La ville brade ainsi des secteurs entiers de l’intervention publique auxquels les Sociétés d’Economie Mixte contribuent pourtant puisqu’elles permettent à l’administration publique une gestion plus souple de ses activités tout en conservant un contrôle fort de la part de la puissance publique par la présence des élus dans le conseil d’administration.

 

Six mois après, cette décision politique a une conséquence humaine dramatique puisque sur l’ensemble des salariés de cette SEM, treize se voient aujourd’hui purement et simplement sous le coup d’un plan de licenciement économique. La municipalité aimerait ne pas avoir à assumer publiquement cette situation, conséquence directe d’une décision de privatisation contestable, mais les salariés sont en droit d’exiger des explications à la ville, principale actionnaire de la SEM.

 

Nous demandons aux représentants de la ville au sein du Conseil d’administration de la SEM M2S d’engager un véritable dialogue social avec les salariés en refusant l’individualisation des procédures et en respectant l’ensemble des procédures garantissant le droit des salariés.

 

Nous demandons enfin que cessent toutes privatisations de missions de service public.
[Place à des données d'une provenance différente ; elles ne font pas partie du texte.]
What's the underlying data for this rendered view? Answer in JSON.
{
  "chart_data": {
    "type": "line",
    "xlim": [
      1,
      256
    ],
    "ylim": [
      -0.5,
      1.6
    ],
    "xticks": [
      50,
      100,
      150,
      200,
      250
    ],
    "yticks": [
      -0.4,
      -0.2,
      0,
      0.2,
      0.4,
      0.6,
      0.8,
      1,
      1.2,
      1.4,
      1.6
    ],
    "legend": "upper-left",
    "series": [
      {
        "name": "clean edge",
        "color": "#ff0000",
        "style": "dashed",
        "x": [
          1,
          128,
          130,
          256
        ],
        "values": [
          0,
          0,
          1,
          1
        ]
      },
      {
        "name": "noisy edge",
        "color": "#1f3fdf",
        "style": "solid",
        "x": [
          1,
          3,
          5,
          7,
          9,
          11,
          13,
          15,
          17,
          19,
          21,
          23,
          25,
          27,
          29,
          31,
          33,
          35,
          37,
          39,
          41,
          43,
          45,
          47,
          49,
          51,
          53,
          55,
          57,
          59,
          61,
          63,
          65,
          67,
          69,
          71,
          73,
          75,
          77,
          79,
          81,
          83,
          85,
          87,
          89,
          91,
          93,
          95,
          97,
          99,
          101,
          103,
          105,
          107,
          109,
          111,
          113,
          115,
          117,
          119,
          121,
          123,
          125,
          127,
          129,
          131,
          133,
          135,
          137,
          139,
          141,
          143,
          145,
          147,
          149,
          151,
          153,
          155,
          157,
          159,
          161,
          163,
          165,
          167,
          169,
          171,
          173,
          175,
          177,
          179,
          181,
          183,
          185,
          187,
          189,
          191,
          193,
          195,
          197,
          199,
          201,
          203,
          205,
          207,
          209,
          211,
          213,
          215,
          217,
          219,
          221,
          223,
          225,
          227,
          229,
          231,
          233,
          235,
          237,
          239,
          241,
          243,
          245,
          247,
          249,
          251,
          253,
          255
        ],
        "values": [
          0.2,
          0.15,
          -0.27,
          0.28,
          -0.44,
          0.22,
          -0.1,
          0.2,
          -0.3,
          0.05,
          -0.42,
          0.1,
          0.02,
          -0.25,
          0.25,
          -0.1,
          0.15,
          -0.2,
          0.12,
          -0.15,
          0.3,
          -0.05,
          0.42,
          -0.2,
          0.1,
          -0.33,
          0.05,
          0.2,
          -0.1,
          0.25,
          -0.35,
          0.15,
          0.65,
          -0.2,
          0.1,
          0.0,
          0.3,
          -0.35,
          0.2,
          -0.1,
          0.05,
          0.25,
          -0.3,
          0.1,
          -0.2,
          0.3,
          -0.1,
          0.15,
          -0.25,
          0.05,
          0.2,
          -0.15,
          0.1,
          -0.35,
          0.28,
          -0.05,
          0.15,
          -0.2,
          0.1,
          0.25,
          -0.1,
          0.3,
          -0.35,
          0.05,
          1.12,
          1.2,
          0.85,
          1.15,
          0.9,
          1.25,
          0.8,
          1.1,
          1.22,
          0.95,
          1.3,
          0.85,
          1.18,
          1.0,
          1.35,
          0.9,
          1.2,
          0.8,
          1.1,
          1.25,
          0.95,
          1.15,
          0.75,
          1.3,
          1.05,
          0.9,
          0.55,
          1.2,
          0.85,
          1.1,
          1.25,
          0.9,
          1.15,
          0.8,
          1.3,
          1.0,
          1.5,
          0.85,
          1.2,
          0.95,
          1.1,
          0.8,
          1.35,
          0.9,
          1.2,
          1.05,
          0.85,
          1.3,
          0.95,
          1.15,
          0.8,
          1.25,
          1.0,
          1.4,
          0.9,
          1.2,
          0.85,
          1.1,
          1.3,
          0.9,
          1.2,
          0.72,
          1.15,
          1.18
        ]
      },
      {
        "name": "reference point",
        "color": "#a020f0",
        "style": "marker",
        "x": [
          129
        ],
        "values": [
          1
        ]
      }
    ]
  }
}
Privatisations que nous jugeons incompatibles avec la nécessaire sauvegarde de l'emploi et la nécessaire lutte contre la précarisation de l'emploi. Cela est vrai dans le cas présent où il s'agit de missions assurées par les SEM de la ville comme cela est vrai dans le cas des missions assurées par les services municipaux en refusant, par exemple, le recours à une société privée pour le nettoyage de la voirie.